Before generating the report, verify internal consistency:

1. **Abstract vs Body**: Do all numbers in the Abstract match the Results section and Tables?
2. **Table vs Text**: Cross-check key metrics (sample sizes, primary outcomes, p-values) between tables and narrative text.
3. **Figure vs Text**: Do figure legends match the data described in Results?
4. **Percentage arithmetic**: Verify that n/N percentages are calculated correctly (e.g., 23/150 = 15.3%, not 15.0%).
5. **CI plausibility**: Do confidence intervals seem reasonable given sample sizes?

Flag any discrepancies as Anticipated Minor Comments (category: F. Reporting Completeness).

### Phase 2.5a: Numerical Source-Fidelity Audit (External)

Internal consistency (Phase 2.5) is necessary but not sufficient. Numbers can be fully self-
consistent across Abstract / Table / Text and still be wrong at the source — a single
transcription error propagates cleanly through every downstream stage.

**Precedent failure pattern:**
> A revision-era comparative meta-analysis reported a safety-outcome 2x2 with the
> arm-level events direction-reversed relative to the primary-source Table.

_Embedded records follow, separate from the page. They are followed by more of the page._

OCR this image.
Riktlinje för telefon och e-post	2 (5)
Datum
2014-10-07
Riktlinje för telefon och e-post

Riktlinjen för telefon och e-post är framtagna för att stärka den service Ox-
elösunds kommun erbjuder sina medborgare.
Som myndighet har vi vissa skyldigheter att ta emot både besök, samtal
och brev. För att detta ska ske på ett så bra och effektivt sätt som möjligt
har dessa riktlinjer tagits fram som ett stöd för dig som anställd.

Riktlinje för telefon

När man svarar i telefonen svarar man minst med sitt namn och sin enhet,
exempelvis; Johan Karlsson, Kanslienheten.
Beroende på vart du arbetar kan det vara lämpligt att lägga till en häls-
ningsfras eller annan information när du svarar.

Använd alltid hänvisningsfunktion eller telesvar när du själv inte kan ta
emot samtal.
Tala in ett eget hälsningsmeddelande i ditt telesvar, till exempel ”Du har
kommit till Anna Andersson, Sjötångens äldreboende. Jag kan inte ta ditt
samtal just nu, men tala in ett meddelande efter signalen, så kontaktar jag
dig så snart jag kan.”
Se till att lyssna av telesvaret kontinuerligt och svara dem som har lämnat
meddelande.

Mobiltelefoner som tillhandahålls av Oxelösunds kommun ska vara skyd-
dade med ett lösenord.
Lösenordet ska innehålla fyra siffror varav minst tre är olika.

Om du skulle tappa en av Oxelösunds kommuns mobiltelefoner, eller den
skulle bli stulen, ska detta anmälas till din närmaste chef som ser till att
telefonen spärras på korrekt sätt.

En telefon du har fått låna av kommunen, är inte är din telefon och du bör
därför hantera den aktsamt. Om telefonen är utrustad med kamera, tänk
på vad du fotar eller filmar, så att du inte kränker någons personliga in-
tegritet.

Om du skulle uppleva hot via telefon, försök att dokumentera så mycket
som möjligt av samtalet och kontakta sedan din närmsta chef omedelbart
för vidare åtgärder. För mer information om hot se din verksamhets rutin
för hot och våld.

Internal
> consistency passed because Abstract, Discussion, Table, and the R script all echoed
> the same wrong values. The reversal was caught only by an explicit second-pass audit
> that randomly sampled claims and traced each back to the primary paper.

**When to run:** MA revisions, submissions, or any review where the user mentions "check
against the source," "verify extraction," or "random sample."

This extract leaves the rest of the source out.